JAKARTA, iNewsMadiun.id - Ada fakta mengejutkan tentang mahasiswa Indonesia yang dapat beasiswa belajar di luar negeri. Sedikitnya 1.000 mahasiswa asal Indonesia yang berusia 25 sampai 35 tahun pindah kewarganegaraan. Mereka pindah ke Singapura karena berbagai alasan seperti kesempatan bekerja, infrastruktur, dan pendidikan yang lebih baik.
Dirjen Imigrasi Indonesia, Silmy Karim mengatakan kepada BBC News seperti dilansir Okezone.com, bahwa 1.000 orang tersebut tidak hanya terdiri dari mahasiswa tapi “orang-orang yang memiliki keahlian khusus; talenta-talenta baik.” Data 1.000 WNI per tahun itu berasal dari tahun 2019-2022.
"Sejumlah WNI ke Singapura karena ingin mendapatkan kesempatan dan kehidupan yang lebih baik adalah wajar. Namun jumlahnya yang cukup banyak, serta fakta kebanyakan dari mereka sedang di usia produktif, patut menjadi “alarm” akan kemungkinan pelarian modal manusia atau brain drain di Indonesia," katanya.
Istilah tersebut merujuk pada perpindahan orang-orang pintar dan terdidik ke luar negeri sehingga negara asalnya kehilangan “otak” yang terampil. “Ini fenomenanya kan yang pindah itu adalah orang-orang produktif memiliki keahlian, expertise, dan talenta-talenta baik ini kan merupakan aset. Bagaimana kita menjaga mereka supaya ada di Indonesia? Itu kan menjadi PR bersama,” ujarnya.
Dia memperkirakan angka 1.000 WNI per tahun itu juga mencakup para pengusaha dan warga lanjut usia (lansia) yang memutuskan untuk tinggal di Singapura setelah pandemi Covid-19. Menurut dia, banyak WNI lansia terutama merasa lebih nyaman tinggal di Singapura karena sistem kesehatan dan lingkungan yang lebih baik.
Salah satu warga Indonesia yang pindah kewarganegaraan adalah Septian Hartono (38). Dia mengaku mempertimbangkan selama 15 tahun untuk pulang ke Indonesia tetapi akhirnya memutuskan untuk tinggal karena “alasan pragmatis”. Karier menjadi salah satu faktor yang menentukan.
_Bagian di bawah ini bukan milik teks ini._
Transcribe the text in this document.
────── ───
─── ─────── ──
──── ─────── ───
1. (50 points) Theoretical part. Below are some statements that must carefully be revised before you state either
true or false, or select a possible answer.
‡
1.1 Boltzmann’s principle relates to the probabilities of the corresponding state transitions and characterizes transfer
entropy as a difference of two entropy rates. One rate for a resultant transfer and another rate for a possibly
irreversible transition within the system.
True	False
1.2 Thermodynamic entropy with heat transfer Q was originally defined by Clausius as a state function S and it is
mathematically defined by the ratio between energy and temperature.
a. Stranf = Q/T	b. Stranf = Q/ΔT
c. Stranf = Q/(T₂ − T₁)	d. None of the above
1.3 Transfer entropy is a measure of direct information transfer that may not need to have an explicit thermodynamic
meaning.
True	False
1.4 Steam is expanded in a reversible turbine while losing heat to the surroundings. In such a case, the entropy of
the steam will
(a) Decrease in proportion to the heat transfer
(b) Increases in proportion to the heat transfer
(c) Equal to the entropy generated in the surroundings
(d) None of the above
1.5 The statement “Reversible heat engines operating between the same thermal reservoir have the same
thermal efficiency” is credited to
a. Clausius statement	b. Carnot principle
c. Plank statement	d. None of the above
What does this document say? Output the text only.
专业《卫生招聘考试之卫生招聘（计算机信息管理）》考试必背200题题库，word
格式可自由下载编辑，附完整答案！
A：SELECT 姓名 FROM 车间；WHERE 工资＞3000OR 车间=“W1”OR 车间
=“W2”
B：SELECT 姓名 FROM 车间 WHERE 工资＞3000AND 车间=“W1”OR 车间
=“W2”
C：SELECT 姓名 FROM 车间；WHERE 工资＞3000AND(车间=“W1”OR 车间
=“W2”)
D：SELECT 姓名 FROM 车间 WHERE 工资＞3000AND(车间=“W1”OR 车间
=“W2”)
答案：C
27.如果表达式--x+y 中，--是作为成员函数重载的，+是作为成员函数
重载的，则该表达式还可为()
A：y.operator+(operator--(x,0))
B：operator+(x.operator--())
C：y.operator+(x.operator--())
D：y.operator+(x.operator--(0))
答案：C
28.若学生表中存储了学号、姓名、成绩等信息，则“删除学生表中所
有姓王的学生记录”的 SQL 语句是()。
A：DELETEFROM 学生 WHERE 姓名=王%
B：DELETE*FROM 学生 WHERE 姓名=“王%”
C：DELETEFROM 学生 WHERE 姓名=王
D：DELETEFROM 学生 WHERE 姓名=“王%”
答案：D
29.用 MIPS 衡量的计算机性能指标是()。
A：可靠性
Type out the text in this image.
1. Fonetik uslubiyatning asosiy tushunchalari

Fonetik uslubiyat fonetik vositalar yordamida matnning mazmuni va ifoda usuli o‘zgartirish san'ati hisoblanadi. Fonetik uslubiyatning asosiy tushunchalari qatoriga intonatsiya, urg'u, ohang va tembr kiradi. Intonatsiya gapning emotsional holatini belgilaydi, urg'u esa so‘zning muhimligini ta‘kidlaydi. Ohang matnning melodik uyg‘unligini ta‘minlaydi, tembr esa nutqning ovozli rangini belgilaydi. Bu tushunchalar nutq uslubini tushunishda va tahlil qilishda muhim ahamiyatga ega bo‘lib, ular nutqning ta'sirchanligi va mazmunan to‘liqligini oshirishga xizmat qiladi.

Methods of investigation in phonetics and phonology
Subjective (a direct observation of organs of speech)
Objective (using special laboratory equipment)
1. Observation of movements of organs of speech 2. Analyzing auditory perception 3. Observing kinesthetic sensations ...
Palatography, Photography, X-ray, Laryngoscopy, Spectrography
Septian bekerja sebagai teknisi kesehatan di rumah sakit umum terbesar di Singapura.
Dia merasa apa yang dikerjakan sekarang belum ada di Indonesia — atau kalaupun ada, levelnya tidak sama seperti di Singapura. Faktor lainnya ialah standar hidup di Singapura yang dinilai lebih baik dari Indonesia, yang menurut Septian itu berkat fasilitas publiknya.
Septian mendapatkan beasiswa untuk kuliah S1 di Nanyang Technological University setelah lulus SMA di Jakarta pada 2003. Sebagai penerima beasiswa, Septian diwajibkan bekerja di perusahaan Singapura selama tiga tahun. Jika ditotal, Septian tinggal di Singapura selama tujuh tahun sebelum menyandang status permanent resident (PR).
Septian lantas menikah dengan seorang perempuan asal Indonesia yang juga mendapat beasiswa di NTU. Keduanya dikaruniai anak, lalu mereka memutuskan untuk tinggal dalam jangka panjang di Singapura. “Setelah itu, make sense kalau kita convert (pindah kewarganegaraan),” katanya kepada BBC News Indonesia.